Do you warm platelets while they are being infused? If so, you are violating guidelines published by the AABB, formerly known as the American Association of Blood Banks. But does warming platelets affect platelet function?
In the study “Stored Platelet Functionality Is Not Decreased After Warming with a Fluid Warmer,” Dr. Gerhardt Konig, Department of Anesthesiology, University of Pittsburgh School of Medicine, Pittsburgh, PA and colleagues sought to determine whether warming platelets in a routine blood warmer had any effect on platelet function.
The authors obtained ten units of 3-day-old, platelet-rich plasma–derived whole blood platelets from their local blood bank. They measured platelet aggregometry and maximum clot amplitude was determined using thromboelastography. Platelet temperature was 22.4°C before warming, and after warming it was 37.8°C. Both platelet aggregometry and measured maximum clot amplitude were no different before versus after warming, though with 5 μM adenosine diphosphate as agonist, platelet aggregometry decreased 5% after warming.

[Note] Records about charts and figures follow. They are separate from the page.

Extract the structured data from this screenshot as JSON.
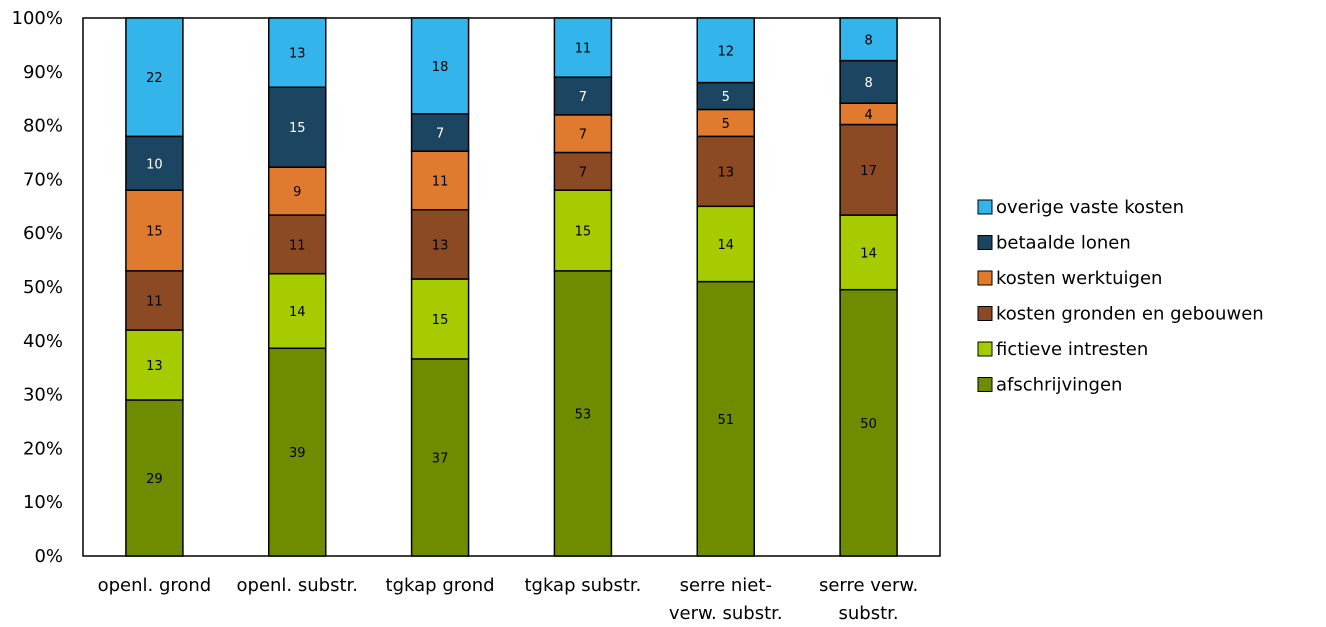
{
  "chart_data": {
    "type": "bar",
    "stacked": true,
    "percent": true,
    "categories": [
      [
        "openl. grond"
      ],
      [
        "openl. substr."
      ],
      [
        "tgkap grond"
      ],
      [
        "tgkap substr."
      ],
      [
        "serre niet-",
        "verw. substr."
      ],
      [
        "serre verw.",
        "substr."
      ]
    ],
    "ylim": [
      0,
      100
    ],
    "yticks": [
      "0%",
      "10%",
      "20%",
      "30%",
      "40%",
      "50%",
      "60%",
      "70%",
      "80%",
      "90%",
      "100%"
    ],
    "legend_position": "right",
    "series": [
      {
        "name": "afschrijvingen",
        "color": "#6f8c00",
        "values": [
          29,
          39,
          37,
          53,
          51,
          50
        ]
      },
      {
        "name": "fictieve intresten",
        "color": "#a6cc00",
        "values": [
          13,
          14,
          15,
          15,
          14,
          14
        ]
      },
      {
        "name": "kosten gronden en gebouwen",
        "color": "#8b4a23",
        "values": [
          11,
          11,
          13,
          7,
          13,
          17
        ]
      },
      {
        "name": "kosten werktuigen",
        "color": "#e07a2e",
        "values": [
          15,
          9,
          11,
          7,
          5,
          4
        ]
      },
      {
        "name": "betaalde lonen",
        "color": "#1b4560",
        "values": [
          10,
          15,
          7,
          7,
          5,
          8
        ]
      },
      {
        "name": "overige vaste kosten",
        "color": "#33b4ea",
        "values": [
          22,
          13,
          18,
          11,
          12,
          8
        ]
      }
    ]
  }
}
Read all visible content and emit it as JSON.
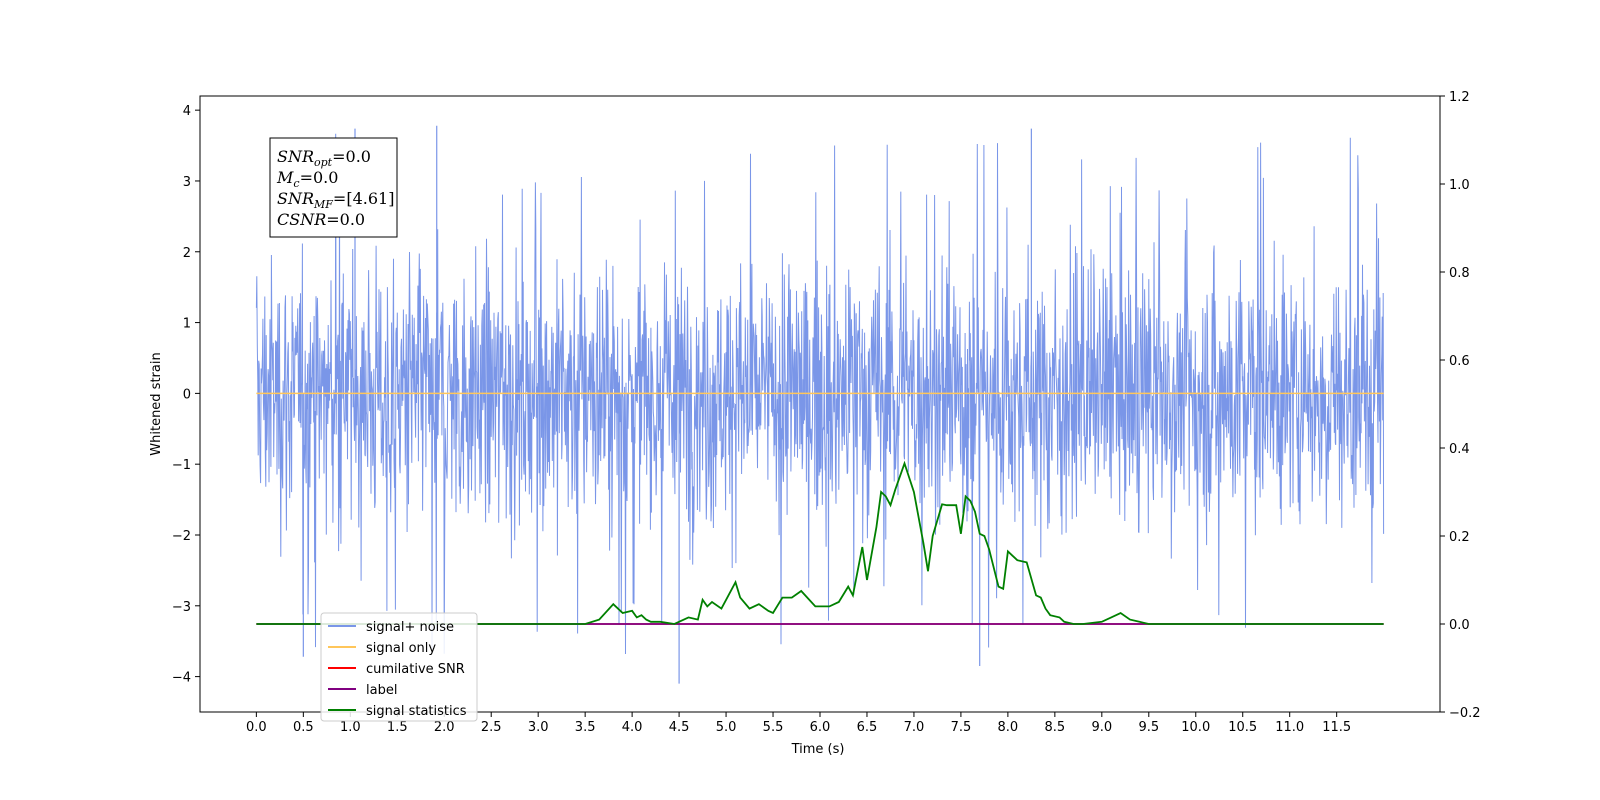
{
  "chart_data": {
    "type": "line",
    "xlabel": "Time (s)",
    "ylabel": "Whitened strain",
    "xlim": [
      -0.6,
      12.6
    ],
    "ylim": [
      -4.5,
      4.2
    ],
    "y2lim": [
      -0.2,
      1.2
    ],
    "x_ticks": [
      "0.0",
      "0.5",
      "1.0",
      "1.5",
      "2.0",
      "2.5",
      "3.0",
      "3.5",
      "4.0",
      "4.5",
      "5.0",
      "5.5",
      "6.0",
      "6.5",
      "7.0",
      "7.5",
      "8.0",
      "8.5",
      "9.0",
      "9.5",
      "10.0",
      "10.5",
      "11.0",
      "11.5"
    ],
    "y_ticks": [
      "4",
      "3",
      "2",
      "1",
      "0",
      "−1",
      "−2",
      "−3",
      "−4"
    ],
    "y2_ticks": [
      "1.2",
      "1.0",
      "0.8",
      "0.6",
      "0.4",
      "0.2",
      "0.0",
      "−0.2"
    ],
    "annotation": [
      {
        "sym": "SNR",
        "sub": "opt",
        "val": "=0.0"
      },
      {
        "sym": "M",
        "sub": "c",
        "val": "=0.0"
      },
      {
        "sym": "SNR",
        "sub": "MF",
        "val": "=[4.61]"
      },
      {
        "sym": "CSNR",
        "sub": "",
        "val": "=0.0"
      }
    ],
    "legend_position": "lower-left",
    "series": [
      {
        "name": "signal+ noise",
        "color": "#7a96e8",
        "axis": "left",
        "x_range": [
          0.0,
          12.0
        ],
        "envelope_typical": [
          -2.0,
          2.5
        ],
        "max": 3.78,
        "min": -4.1
      },
      {
        "name": "signal only",
        "color": "#ffc65a",
        "axis": "left",
        "x_range": [
          0.0,
          12.0
        ],
        "value": 0.0
      },
      {
        "name": "cumilative SNR",
        "color": "#ff0000",
        "axis": "right",
        "x_range": [
          0.0,
          12.0
        ],
        "value": 0.0
      },
      {
        "name": "label",
        "color": "#800080",
        "axis": "right",
        "x_range": [
          0.0,
          12.0
        ],
        "value": 0.0
      },
      {
        "name": "signal statistics",
        "color": "#008000",
        "axis": "right",
        "x": [
          0.0,
          3.5,
          3.65,
          3.8,
          3.9,
          4.0,
          4.05,
          4.1,
          4.15,
          4.2,
          4.3,
          4.45,
          4.6,
          4.7,
          4.75,
          4.8,
          4.85,
          4.95,
          5.0,
          5.1,
          5.15,
          5.25,
          5.35,
          5.45,
          5.5,
          5.6,
          5.7,
          5.8,
          5.95,
          6.1,
          6.2,
          6.3,
          6.35,
          6.45,
          6.5,
          6.6,
          6.65,
          6.7,
          6.75,
          6.8,
          6.9,
          7.0,
          7.1,
          7.15,
          7.2,
          7.3,
          7.35,
          7.45,
          7.5,
          7.55,
          7.6,
          7.65,
          7.7,
          7.75,
          7.8,
          7.9,
          7.95,
          8.0,
          8.05,
          8.1,
          8.2,
          8.3,
          8.35,
          8.4,
          8.45,
          8.55,
          8.6,
          8.7,
          8.8,
          9.0,
          9.1,
          9.2,
          9.3,
          9.4,
          9.5,
          12.0
        ],
        "y": [
          0.0,
          0.0,
          0.01,
          0.045,
          0.025,
          0.03,
          0.015,
          0.02,
          0.01,
          0.005,
          0.005,
          0.0,
          0.015,
          0.01,
          0.055,
          0.04,
          0.05,
          0.035,
          0.055,
          0.095,
          0.06,
          0.035,
          0.045,
          0.03,
          0.025,
          0.06,
          0.06,
          0.075,
          0.04,
          0.04,
          0.05,
          0.085,
          0.065,
          0.175,
          0.1,
          0.22,
          0.3,
          0.29,
          0.27,
          0.305,
          0.365,
          0.3,
          0.185,
          0.12,
          0.2,
          0.272,
          0.27,
          0.27,
          0.205,
          0.29,
          0.28,
          0.255,
          0.205,
          0.2,
          0.17,
          0.085,
          0.08,
          0.165,
          0.155,
          0.145,
          0.14,
          0.065,
          0.06,
          0.035,
          0.02,
          0.015,
          0.005,
          0.0,
          0.0,
          0.005,
          0.015,
          0.025,
          0.01,
          0.005,
          0.0,
          0.0
        ]
      }
    ]
  }
}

Patients can easily get cold. The volume of 4-5 units of platelets is equivalent to a unit of blood, which we do warm. As the authors note, however, their study sample was small, though a larger study would involve the diversion of more units of blood from the blood bank. There may be changes in platelet function that were not measured by the authors. In addition, this was an in vitro study: whether there would be different findings if in vivo clotting function was determined using actual patients, instead of measuring platelet function in the test tube is not clear.
Of course, platelets warm up to body temperature after they enter the blood stream, just like everything else we give intravenously. So whether or not warming affects in vitro measurements of function may matter little since it warming is inevitable in clinical use.